Additional context Basic code flow:

  1. Split the counts in each cell into a x1 and x2 (non-overlapping disjoint sets)
  2. Build the graph
    1. library size normalize x1
    2. PCA
    3. Build the graph with a given knn and t
    4. Create the diffusion operator, D
  3. Apply the diffusion operator to the library size normalized x1
  4. Multiply D(libnorm(x1)) by the library sizes of x2
  5. Calculate poisson loss
    • λ - kln(λ)
  6. Repeat for various k and t
scottgigante commented 5 years ago

@dburkhardt I have some thoughts / materials on this courtesy of @batson and @jamestwebber. Happy for you to actually implement it of course :)
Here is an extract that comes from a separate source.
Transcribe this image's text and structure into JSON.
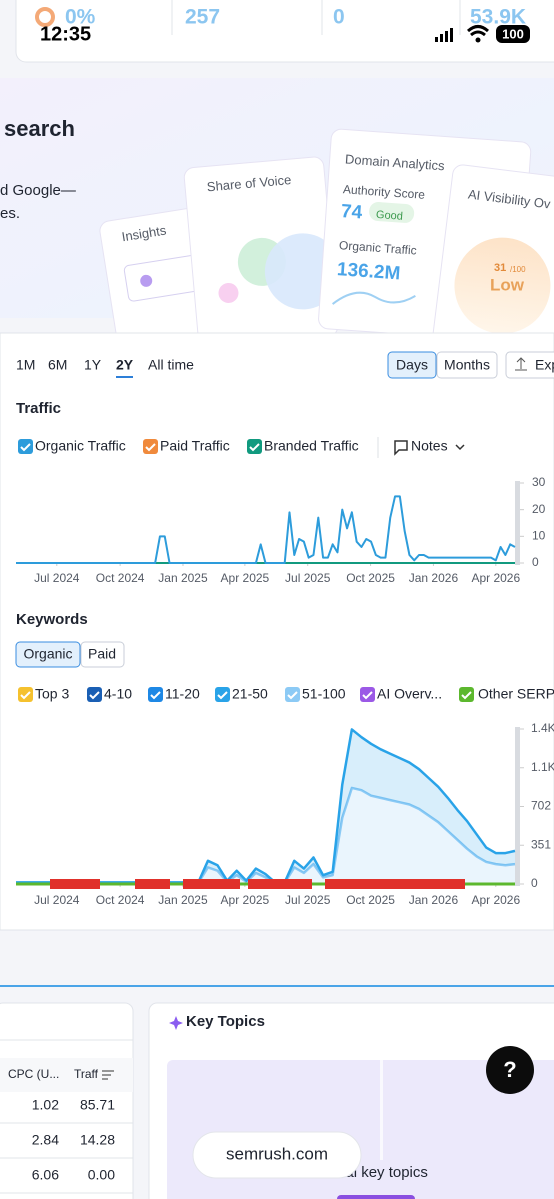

MAGIC Sweep: https://github.com/czbiohub/molecular-cross-validation/blob/master/src/molecular_cross_validation/scripts/magic_sweep.py

Similar, for a diffusion model: https://github.com/czbiohub/molecular-cross-validation/blob/master/src/molecular_cross_validation/scripts/diffusion_sweep.py

jamestwebber commented 5 years ago

Talked to @dburkhardt about this today while he was here. The magic_sweep is the most directly applicable script for this but I'll throw in the newly-added mcv_sweep module and Grid Search vignette notebook as additional resources.

The GridSearchMCV class should work with a little plumbing, but it can't do anything clever with caching and so it'll be a lot slower than a more carefully engineered solution.